BUG: Fix race condition with new FFT cache #7712

krischer · 2016-06-07T07:56:34Z

This is a follow up to #7686 and fixes a race condition introduced with that PR.

Setting and getting items is now protected by a lock ensuring thread safety. The size of a cache entry is now also calculated by summing over all arrays in the list.

A comment: The cache behaves like a dictionary whose values are lists. Each list contains the twiddle factors for an FFT of a certain length, potentially multiple times. Duplicating the twiddle factors is necessary in a threaded case as they can only be used by a single thread concurrently. Multiple parallel threads calculating FFTs of equal lengths (an IMHO quite realistic use case) would otherwise either have to wait for the other threads to finish or constantly recalculate the twiddle factors, both greatly impacting performance. The cache always behaved like this even when it was just a simple dictionary.

charris · 2016-06-07T14:44:51Z

numpy/fft/helper.py

-        return value
+        with self._lock:
+            # pop + add to move it to the end.
+            value = self._dict.pop(key)


How do you know that key is in _dict? Could it not have been pruned?

It will just raise a KeyError which is the same behavior as calling __getitem__() of a dictionary with a non-existing key.

Lots of methods are missing but at least __getitem__() and __setitem__() mimic the behavior of a normal dict making the new cache a drop-in replacement for the old simple dictionary cache.

The case of a missing key is handled in the _raw_fft() method in fftpack.py.

charris · 2016-06-07T15:09:09Z

Looking at the code, I think it would be better and simpler to grab the lock around the two accesses in fftpack._raw_fft.

charris · 2016-06-07T15:51:47Z

Hmm, also looks like the list associated with the key can contain multiple wsave items. I wonder if this affects the pruning? In any case, I think the line putting the wsave back in _raw_fft might should be

    fft_cache.setdefault(n, []).append(wsave)

Just in case n was evicted while we were doing the fft.

krischer · 2016-06-07T16:12:20Z

Hmm, also looks like the list associated with the key can contain multiple wsave items. I wonder if this affects the pruning? In any case, I think the line putting the wsave back in _raw_fft might should be
fft_cache.setdefault(n, []).append(wsave)
Just in case n was evicted while we were doing the fft.

That does not work - see my comment in the first post. wsave must only be used by one thread in parallel - I did not check the C code why that is the case but I tried to change it and it causes the code to crash.
The cache including pruning can deal with this.

EDIT: I thought your snippet referred to the retrieval of items from the cache...sorry about that...all these threads are really messing with my brain...

I still don't think it would work for the following reason: there might be a race happening after the setdefault() but before the append() call. The GIL is released in between. It would work if wrapped in a lock but so does the current solution.

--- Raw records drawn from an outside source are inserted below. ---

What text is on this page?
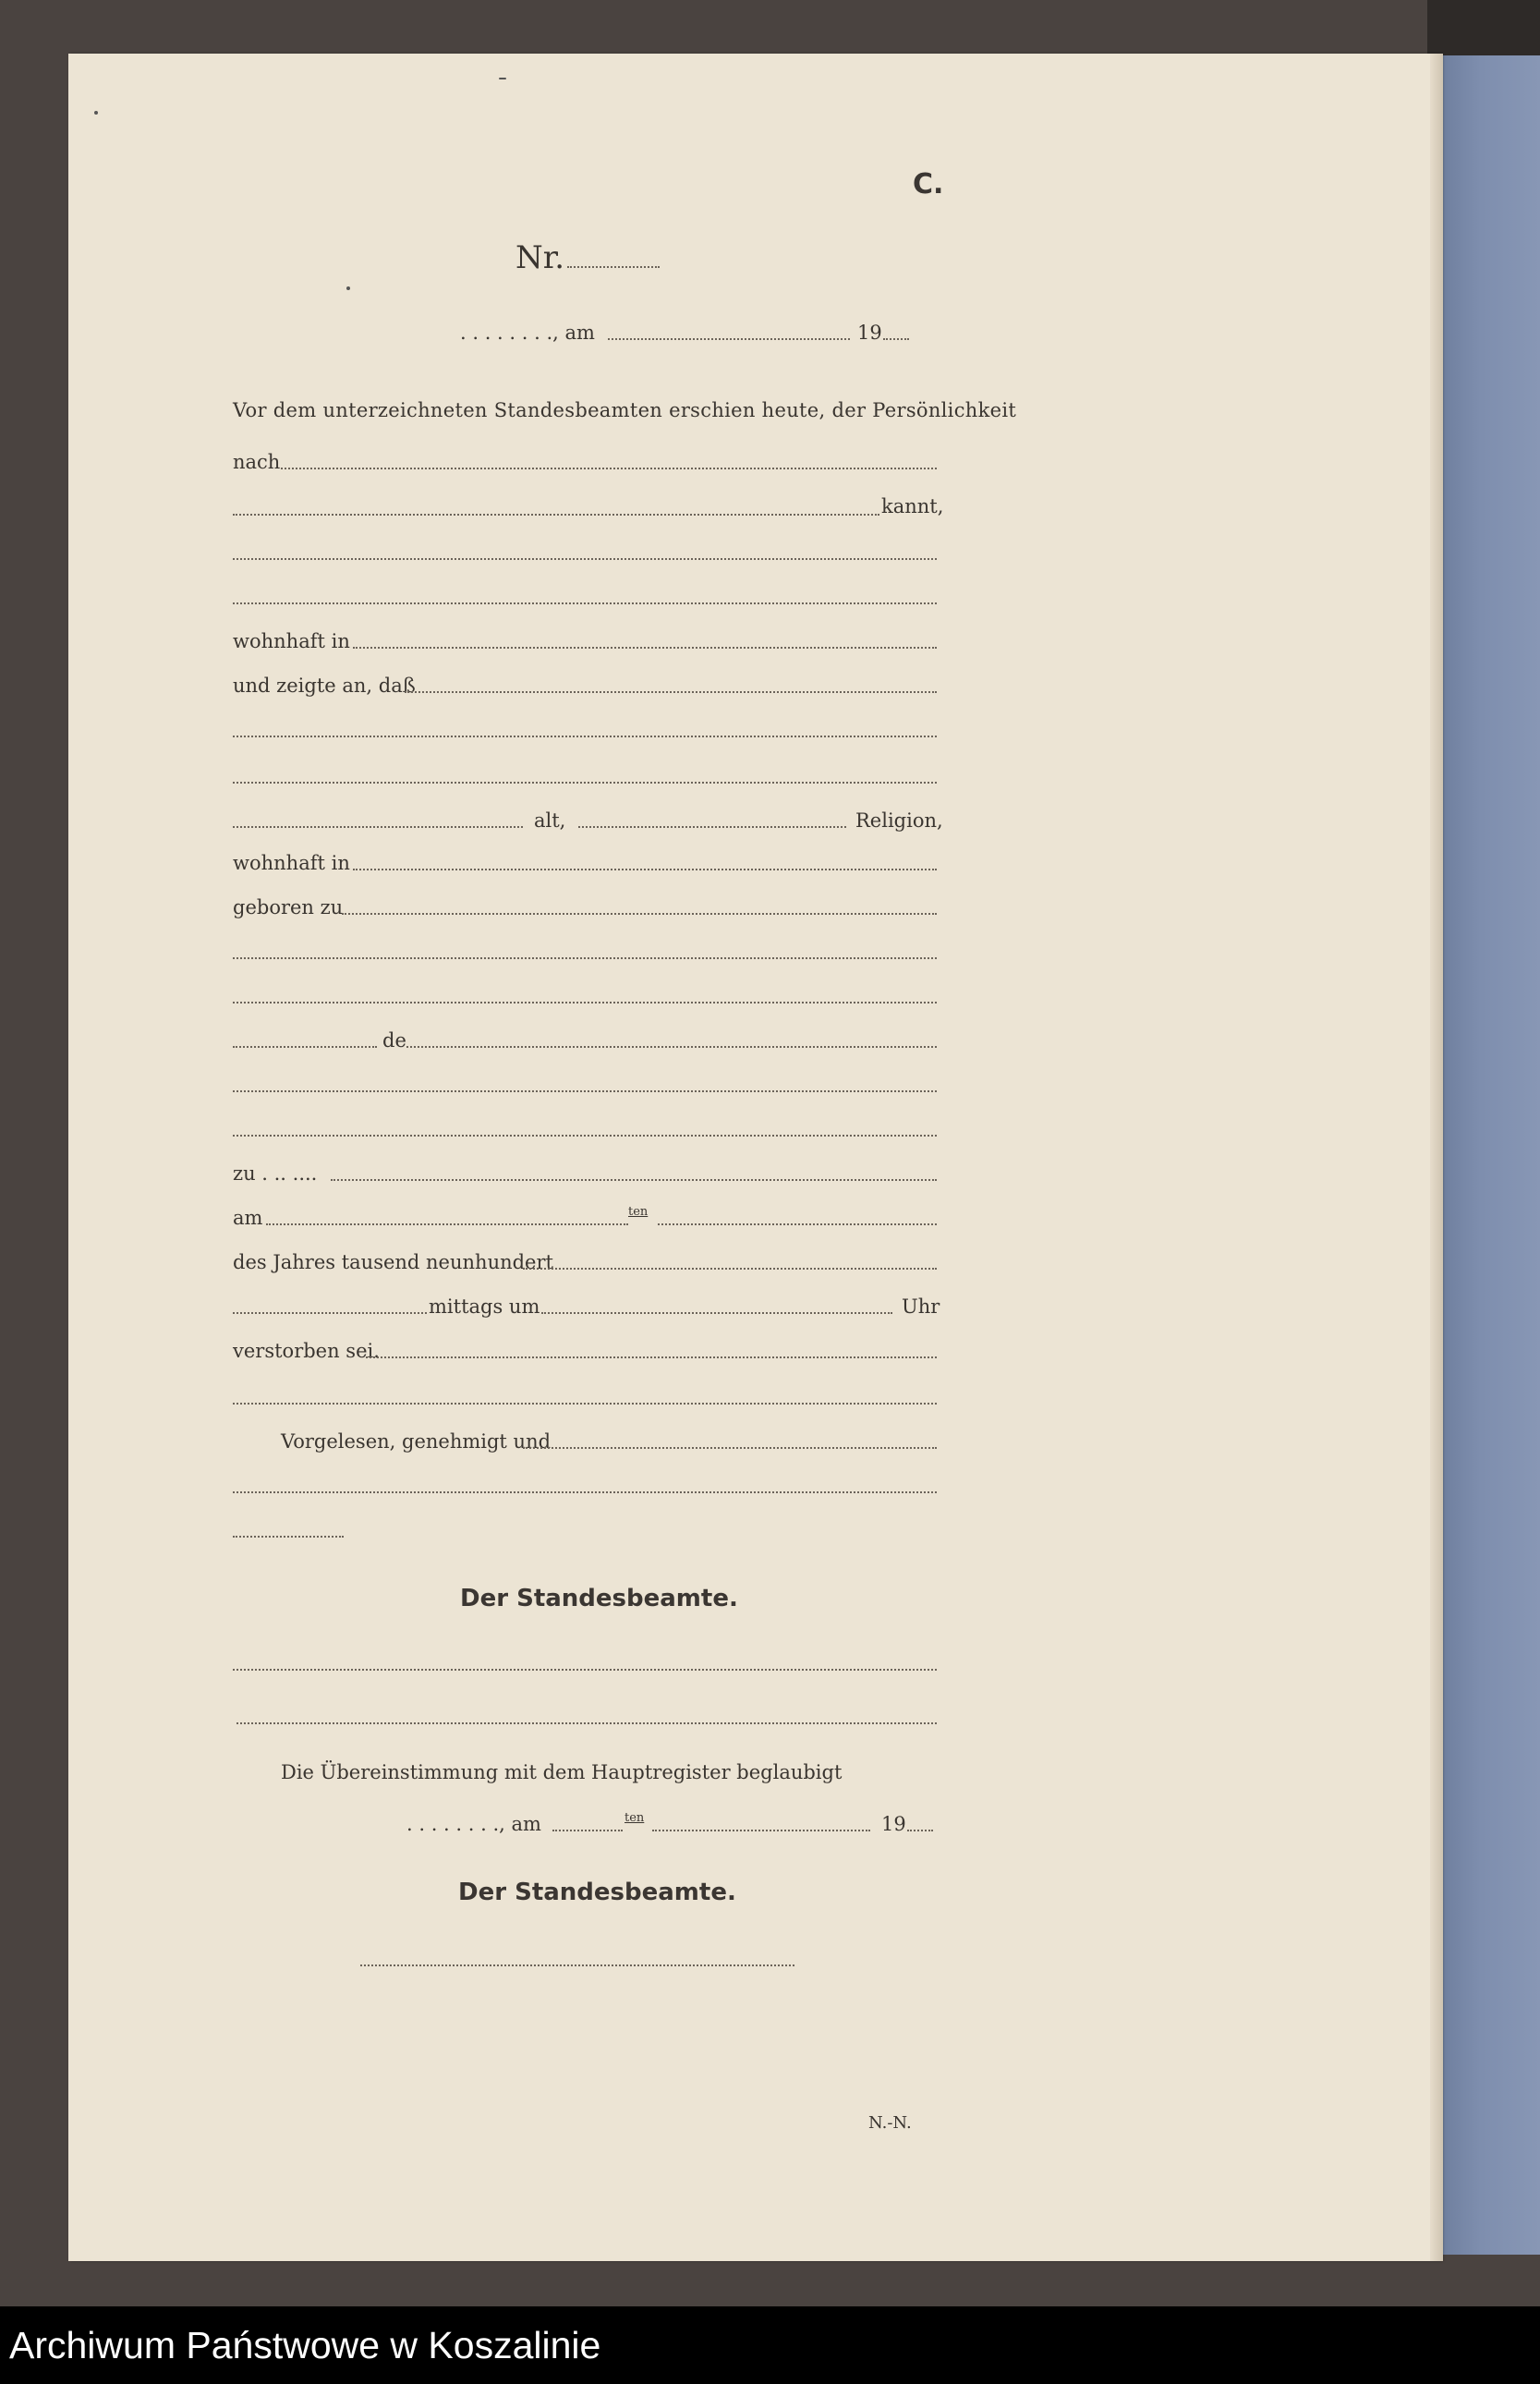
C.
Nr.
. . . . . . . ., am	19
Vor dem unterzeichneten Standesbeamten erschien heute, der Persönlichkeit
nach
kannt,
wohnhaft in
und zeigte an, daß
alt,	Religion,
wohnhaft in
geboren zu
de
zu . .. ....
am	ten
des Jahres tausend neunhundert
mittags um	Uhr
verstorben sei.
Vorgelesen, genehmigt und
Der Standesbeamte.
Die Übereinstimmung mit dem Hauptregister beglaubigt
. . . . . . . ., am	ten	19
Der Standesbeamte.
N.-N.
Archiwum Państwowe w Koszalinie
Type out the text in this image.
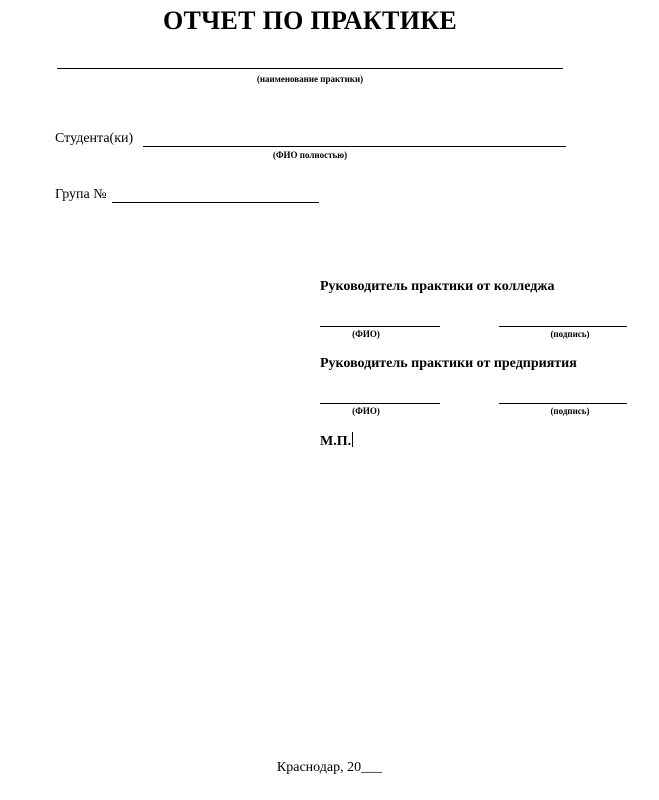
ОТЧЕТ ПО ПРАКТИКЕ
(наименование практики)
Студента(ки)
(ФИО полностью)
Група №
Руководитель практики от колледжа
(ФИО)	(подпись)
Руководитель практики от предприятия
(ФИО)	(подпись)
М.П.
Краснодар, 20___
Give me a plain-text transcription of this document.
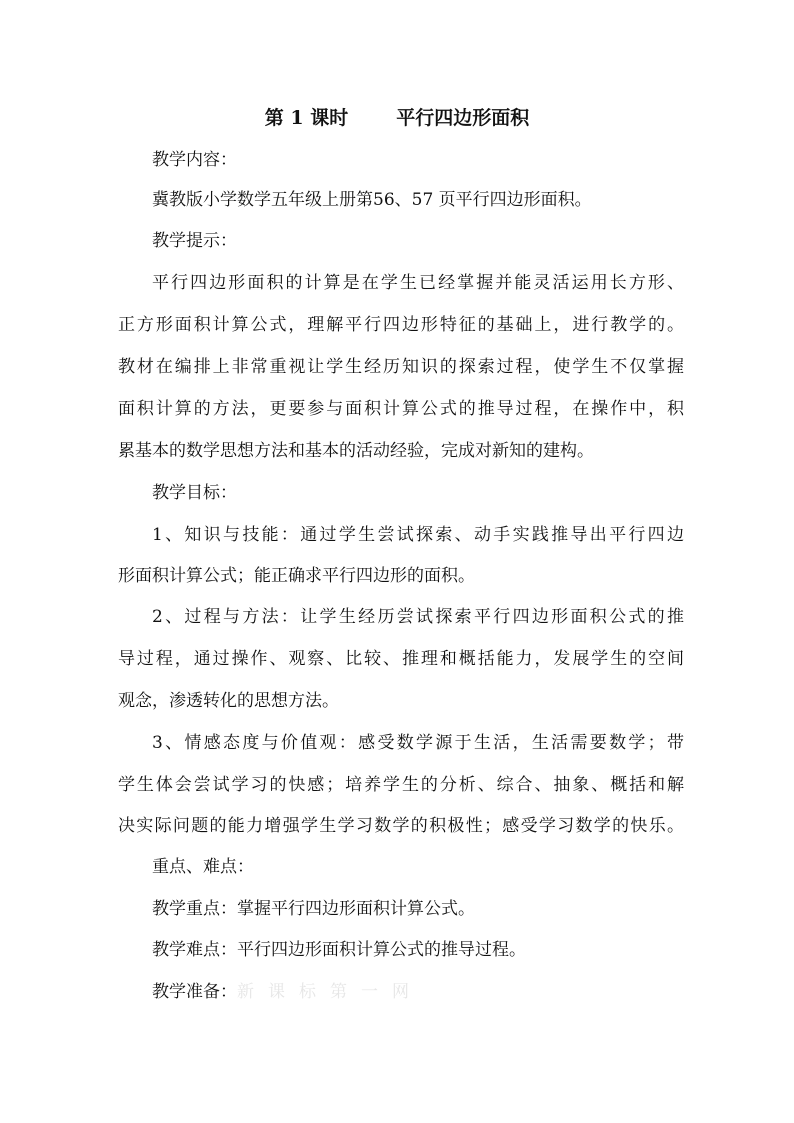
第 1 课时	平行四边形面积
教学内容：
冀教版小学数学五年级上册第56、57 页平行四边形面积。
教学提示：
平行四边形面积的计算是在学生已经掌握并能灵活运用长方形、
正方形面积计算公式，理解平行四边形特征的基础上，进行教学的。
教材在编排上非常重视让学生经历知识的探索过程，使学生不仅掌握
面积计算的方法，更要参与面积计算公式的推导过程，在操作中，积
累基本的数学思想方法和基本的活动经验，完成对新知的建构。
教学目标：
1、知识与技能：通过学生尝试探索、动手实践推导出平行四边
形面积计算公式；能正确求平行四边形的面积。
2、过程与方法：让学生经历尝试探索平行四边形面积公式的推
导过程，通过操作、观察、比较、推理和概括能力，发展学生的空间
观念，渗透转化的思想方法。
3、情感态度与价值观：感受数学源于生活，生活需要数学；带
学生体会尝试学习的快感；培养学生的分析、综合、抽象、概括和解
决实际问题的能力增强学生学习数学的积极性；感受学习数学的快乐。
重点、难点：
教学重点：掌握平行四边形面积计算公式。
教学难点：平行四边形面积计算公式的推导过程。
教学准备：新课标第一网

Looking at the code, I think it would be better and simpler to grab the lock around the two accesses in fftpack._raw_fft.

Sure. I don't have a strong opinion either way.

One thing that just came to my mind: What happens with the locks from threading when the process is forked, i.e. when multiprocessing is employed? It seems to work fine on some tests on my machine but is this guaranteed on all platforms?

I know you did not like it the first time I proposed it but we could revert this entire PR and change

fft_cache[n].append(wsave)

in fft/fftpack.py to

try:
    fft_cache[n].append(wsave)
except KeyError:
    pass

Then we don't need the locks and it is the only place where a race condition can occur - one thread calls __getattr__() which internally temporarily removes the item and puts it back in - a well timed other thread can try to access it in between. Everything else is protected by the GIL. We'd thus get rid of all the locks at the cost of the occasionally missed cache write.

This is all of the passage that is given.